There is, however, one circumstance in which prices must go up. As long as it is government policy to depreciate the currency, the general price level has to increase. The reason is simple. Prices are expressed in a unit of currency and, if that unit depreciates, then more units will be needed to express a price.
It is government policy, not just in Britain but co-ordinated with the other members of the G7 (USA, Japan, Germany, France, Italy and Canada), that their currencies should depreciate by around 2 percent a year. They don’t put it that way but that is what it is.

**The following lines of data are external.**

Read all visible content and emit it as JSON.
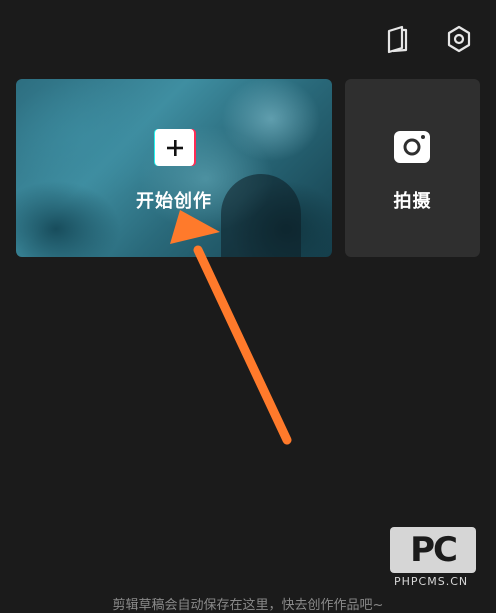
{
  "topbar": {
    "book_icon": "book-icon",
    "settings_icon": "settings-hexagon-icon"
  },
  "start_card": {
    "label": "开始创作",
    "icon": "plus-icon",
    "accent_colors": [
      "#25f4ee",
      "#fe2c55"
    ]
  },
  "shoot_card": {
    "label": "拍摄",
    "icon": "camera-icon"
  },
  "annotation": {
    "arrow_color": "#ff7a2b"
  },
  "watermark": {
    "logo_text": "PC",
    "site_text": "PHPCMS.CN"
  },
  "footer": {
    "hint": "剪辑草稿会自动保存在这里，快去创作作品吧~"
  }
}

They present it as keeping prices from rising above or falling below this figure.
The justification for this is that a slowly rising price level is the best situation to encourage firms to invest and consumers to spend. Falling prices (which, due to increasing productivity, would otherwise be the case) would mean that firms and people would tend to hold off spending in the hope of a lower price. This is not always necessarily true as capitalism can, and did until the outbreak of WW2, function with falling as well as rising prices.
But Keynes noted another advantage for employers:
‘Keynes expressed, in numerous passages in The General Theory, the view that wages were “sticky” in terms of money. He noted, for example, that workers and unions tended to fight tooth-and-nail against any attempts by employers to reduce money wages (the actual sum of money workers receive, as opposed to the real purchasing power of these wages, taking account of changes in the cost of living), even by a little bit, in a way they did not fight for increases in wages every time there was a small rise in the cost of living eroding their “real wages”’ (bit.ly/3qBbVbD).
It’s not workers that cause rising prices. That’s another problem they have to face, forcing them to run fast to try to catch up. Keynes’s other policies have been discredited and abandoned but not this one.
So, must prices go up? Yes, in the case of currency depreciation. Not necessarily, in the case of the cost of supplies going up.